Released this month on DVD and digital download, the film exists as something slightly different than your average sci-fi; sometimes it feels like it’s trying to be a comedy, but the quandaries experienced by it’s characters often keeps it firmly rooted in the realm of drama, which is fine by me because the cast was stunning. Many of the actors clearly find their comfort on the stage in character dramas (which this most certainly is), but with cast members like Liv Tyler and Matt Bomer (who some of you may recognize from USA’s White Collar) the film adaptation doesn’t feel out of place at all. It’s a room-based script, and never leaves the space station, so it’s easy to see how it could have been done on a stage, but the phenomenal acting, the attention to detail with costume construction and set design, and the topics often discussed by the characters make it come off as a highly professional production, and it’s easy to see how Plotnick scored a distribution deal after debuting the film this March at Austin’s SXSW festival.
I don’t want to give too much away, story wise, but generally speaking, the film revolves around the secrets that are built and kept by it’s characters, and around the concept of community in general. Boasting what might be considered archetypes for mid-70s characters like a wife blitzed out of her mind on Valium, a male captain who has constant problems recognizing the value of his newly assigned (female) Lieutenant, and a little girl who struggles with the unfortunate reality of having a social life with no other children around, the piece is very tongue-in-cheek. It uses sometimes all too believable conceit that it was actually filmed in the 70s to hide behind while mocking the social “progress” that most of modern society thinks has been made in the last 40 years, and it’s absolutely hilarious (and often heartbreaking) while doing so.

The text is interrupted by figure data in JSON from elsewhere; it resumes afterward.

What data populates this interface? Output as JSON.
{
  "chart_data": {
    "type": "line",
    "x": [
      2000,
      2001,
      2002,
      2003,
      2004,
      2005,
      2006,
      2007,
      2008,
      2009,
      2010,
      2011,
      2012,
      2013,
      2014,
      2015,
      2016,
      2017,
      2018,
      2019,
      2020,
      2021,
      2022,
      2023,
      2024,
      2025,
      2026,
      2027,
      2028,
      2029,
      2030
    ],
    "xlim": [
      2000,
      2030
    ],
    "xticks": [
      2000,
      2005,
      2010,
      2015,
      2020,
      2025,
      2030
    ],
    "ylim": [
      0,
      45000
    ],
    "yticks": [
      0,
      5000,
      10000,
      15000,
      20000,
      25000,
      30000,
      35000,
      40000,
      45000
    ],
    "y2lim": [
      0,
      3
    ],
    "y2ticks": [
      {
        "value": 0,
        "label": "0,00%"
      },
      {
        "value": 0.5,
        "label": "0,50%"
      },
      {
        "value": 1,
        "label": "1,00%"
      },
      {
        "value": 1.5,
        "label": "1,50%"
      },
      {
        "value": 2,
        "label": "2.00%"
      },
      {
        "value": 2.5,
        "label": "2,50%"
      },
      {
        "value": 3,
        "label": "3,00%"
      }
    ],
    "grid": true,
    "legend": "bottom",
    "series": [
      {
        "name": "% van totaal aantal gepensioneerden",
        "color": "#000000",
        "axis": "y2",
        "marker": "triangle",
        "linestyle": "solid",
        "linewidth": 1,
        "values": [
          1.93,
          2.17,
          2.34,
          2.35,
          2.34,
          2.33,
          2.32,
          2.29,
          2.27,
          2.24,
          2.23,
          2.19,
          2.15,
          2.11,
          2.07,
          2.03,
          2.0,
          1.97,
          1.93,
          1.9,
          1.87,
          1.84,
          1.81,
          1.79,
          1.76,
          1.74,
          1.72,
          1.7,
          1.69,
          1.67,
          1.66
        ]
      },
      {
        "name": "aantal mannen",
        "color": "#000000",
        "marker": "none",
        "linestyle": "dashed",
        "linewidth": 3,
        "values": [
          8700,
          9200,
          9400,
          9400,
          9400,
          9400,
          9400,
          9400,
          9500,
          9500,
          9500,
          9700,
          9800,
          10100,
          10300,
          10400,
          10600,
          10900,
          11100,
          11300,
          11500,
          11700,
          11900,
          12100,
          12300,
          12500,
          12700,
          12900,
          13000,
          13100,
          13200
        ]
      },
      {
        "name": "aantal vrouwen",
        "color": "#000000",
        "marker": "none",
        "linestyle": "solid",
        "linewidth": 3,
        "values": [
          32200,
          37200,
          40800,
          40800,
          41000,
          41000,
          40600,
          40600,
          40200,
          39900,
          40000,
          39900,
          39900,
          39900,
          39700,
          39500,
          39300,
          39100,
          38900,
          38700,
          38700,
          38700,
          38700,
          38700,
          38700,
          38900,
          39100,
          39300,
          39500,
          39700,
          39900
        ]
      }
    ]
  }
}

The space built by the filmmakers, while first seeming enormous in scale, gets smaller and smaller as the character’s personalities get larger and larger. As the viewer is shown the darker secrets of their social lives, the once enormous space station begins to feel almost claustrophobic. You realize, eventually, that the story is bound together by the fact that, by and large, the station more resembles a social prison than a domestic space.
I would firmly recommend the film to anybody who is looking for a dynamic, witty, and touching social-commentary piece, particularly because of the spot-on acting, cinematography, and editing techniques used to bring the highly unique story to life in a way that won’t leave your jaw on the floor, but will keep you firmly glued to your seat for the duration.
So go give the film a watch, and we’ll come back this weekend and talk about it!